Using Candidate Starter Groups for processes

I’m having trouble dynamically specifying a CandidateStarterGroup to a deployed process definition.

I’ve successfully added a candidate starter user and then used a ProcessDefinitionQuery to list all processes startable by that user as follows:

     repositoryService.addCandidateStarterUser("holidayRequest:1:3", "dan");
   List<ProcessDefinition> processDefinitions = repositoryService.createProcessDefinitionQuery()
		   .deploymentId(deployment.getId())
		   .startableByUser("dan")
		   .list();
  
   for (int i=0; i<processDefinitions.size(); i++) {
	   System.out.println((i+1) + ") " + processDefinitions.get(i).getName());
	 }

Now I’d like to use addCandidateStarterGroup in order to specify a group of users who can start a particular process and issue a similar query. I can’t seem to find the corresponding .startableByGroup("some group") on the ProcessDefinitionQuery object. Are Candidate Starter Groups queried or used differently?

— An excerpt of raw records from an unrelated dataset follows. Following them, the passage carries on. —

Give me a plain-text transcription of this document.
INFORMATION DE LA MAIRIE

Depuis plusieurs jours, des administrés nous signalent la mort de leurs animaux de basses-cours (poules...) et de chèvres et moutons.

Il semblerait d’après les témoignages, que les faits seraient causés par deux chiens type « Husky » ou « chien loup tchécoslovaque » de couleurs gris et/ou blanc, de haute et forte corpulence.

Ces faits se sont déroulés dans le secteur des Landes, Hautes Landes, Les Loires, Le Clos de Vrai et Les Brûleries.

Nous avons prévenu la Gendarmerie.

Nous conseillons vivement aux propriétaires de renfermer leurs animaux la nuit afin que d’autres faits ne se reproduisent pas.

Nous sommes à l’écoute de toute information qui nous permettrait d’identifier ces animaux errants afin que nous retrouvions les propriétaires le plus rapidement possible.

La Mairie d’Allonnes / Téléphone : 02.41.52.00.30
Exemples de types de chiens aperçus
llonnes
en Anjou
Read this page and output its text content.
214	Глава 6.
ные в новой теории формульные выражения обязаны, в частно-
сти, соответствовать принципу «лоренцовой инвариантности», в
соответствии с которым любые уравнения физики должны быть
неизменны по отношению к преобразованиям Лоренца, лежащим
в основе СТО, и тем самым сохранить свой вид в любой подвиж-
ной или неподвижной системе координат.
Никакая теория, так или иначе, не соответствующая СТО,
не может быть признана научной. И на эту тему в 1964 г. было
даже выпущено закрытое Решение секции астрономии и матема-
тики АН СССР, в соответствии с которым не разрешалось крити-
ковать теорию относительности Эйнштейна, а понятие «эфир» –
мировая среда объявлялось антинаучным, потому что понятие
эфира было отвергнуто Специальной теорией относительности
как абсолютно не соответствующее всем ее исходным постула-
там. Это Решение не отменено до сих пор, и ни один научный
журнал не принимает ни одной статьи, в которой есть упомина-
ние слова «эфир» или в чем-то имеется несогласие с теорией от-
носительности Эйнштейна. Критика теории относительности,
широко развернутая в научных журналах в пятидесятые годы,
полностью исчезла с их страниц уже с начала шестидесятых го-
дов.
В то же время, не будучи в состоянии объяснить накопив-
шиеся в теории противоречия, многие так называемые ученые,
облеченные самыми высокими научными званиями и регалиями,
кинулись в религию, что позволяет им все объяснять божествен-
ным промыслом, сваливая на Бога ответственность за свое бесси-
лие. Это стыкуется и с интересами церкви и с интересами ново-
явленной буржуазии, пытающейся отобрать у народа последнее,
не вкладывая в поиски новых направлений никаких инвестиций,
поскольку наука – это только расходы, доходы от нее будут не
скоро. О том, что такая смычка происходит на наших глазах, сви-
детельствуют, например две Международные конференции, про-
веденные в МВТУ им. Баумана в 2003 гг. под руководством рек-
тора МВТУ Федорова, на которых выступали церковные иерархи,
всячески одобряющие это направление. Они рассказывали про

addCandidateStarterGroup(String processDefinitionId, String groupId)
Authorizes a candidate group for a process definition.

The bigger picture here is that I’d like to be able to deploy a process to a downstream environment (i.e. QA, UAT, PROD) and have the ability to configure who can access a process using the groups defined on the target environment.

Thanks,
Dan

Hi Dan,

The support is done by setting the startableByUser property in the process definition query. This will fetch the groups of this user automatically through this code:

By adding your own implementation of the CandidateManager to the process engine configuration you can fetch the groups of the user in your security environment. Then it will also match against the candidate starter groups of the process definition.

Best regards,

Tijs

Thanks for the clarification and the pointer to the code. I was thinking of it afterwards and figured it may be implemented in this way (i.e. driven completely of the user’s identity rather than directly querying for a given group). Good to know how to implement.